Use these questions:

  1. Which benefits are currently on my policy?
  2. Which will remain automatically at renewal?
  3. What exact annual amount would each removal save?
  4. Who in my household receives the optional benefit?
  5. What workplace or private coverage could overlap?
  6. What happens if I cannot work for six months?
  7. When does any change take effect?

The safest use of Ontario auto insurance changes 2026 is a documented comparison, not a one-click effort to produce the lowest displayed premium.

Also budget the vehicle as a whole: payment, insurance, fuel, maintenance and repair reserve.

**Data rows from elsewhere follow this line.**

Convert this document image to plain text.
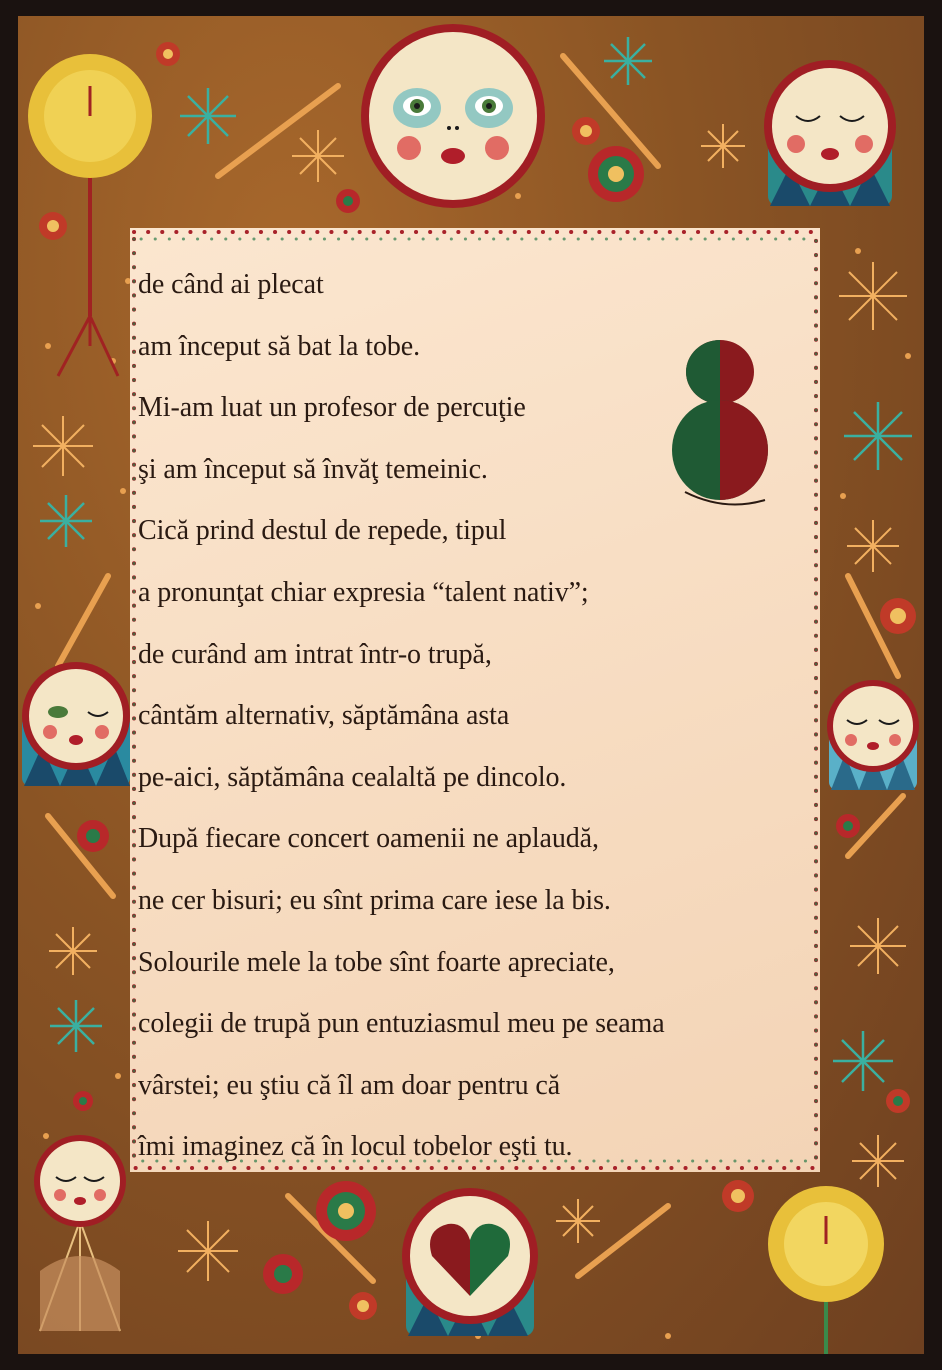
de când ai plecat
am început să bat la tobe.
Mi-am luat un profesor de percuţie
şi am început să învăţ temeinic.
Cică prind destul de repede, tipul
a pronunţat chiar expresia “talent nativ”;
de curând am intrat într-o trupă,
cântăm alternativ, săptămâna asta
pe-aici, săptămâna cealaltă pe dincolo.
După fiecare concert oamenii ne aplaudă,
ne cer bisuri; eu sînt prima care iese la bis.
Solourile mele la tobe sînt foarte apreciate,
colegii de trupă pun entuziasmul meu pe seama
vârstei; eu ştiu că îl am doar pentru că
îmi imaginez că în locul tobelor eşti tu.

If the car loan itself is becoming difficult, read our guide to auto loan delinquency options before a missed payment.

Bottom line

Ontario auto insurance changes 2026 can produce a more customized policy, but customization transfers more decision-making to the driver. Confirm the dollars saved, the people protected and the income risk retained before removing a benefit that may be hard to replace after a collision.

Frequently Asked Questions

What changed in Ontario auto insurance on July 1, 2026?

For new policies purchased on or after July 1, only medical, rehabilitation and attendant-care accident benefits remain mandatory within the accident-benefit package. Several benefits that were previously standard, including income replacement, became optional. Liability and other mandatory policy requirements still apply.

Do existing Ontario drivers automatically lose benefits at renewal?

No. FSRA says existing policyholders keep their current accident-benefit coverages at renewal unless they choose to remove optional benefits. Drivers should still check the renewal documents because only the coverage in force on the accident date applies.

Which accident benefits became optional?

Examples include income replacement, caregiver, non-earner, death and funeral, dependent care, indexation and certain additional expenses. Availability and limits should be confirmed with a licensed insurer or broker using the current policy wording.

Is third-party liability still mandatory in Ontario?

Yes. Ontario's minimum third-party liability requirement remains $200,000. The July change to accident-benefit choices does not turn liability insurance into an optional coverage. Many drivers choose a higher limit based on their risk and advice.

Will removing optional benefits always save a lot?

No. Savings depend on the driver, insurer and coverages removed. One broker quoted by CityNews estimated roughly $7 to $20 per month in some cases, but that is not a universal quote. Compare the confirmed annual saving with the income or family protection surrendered.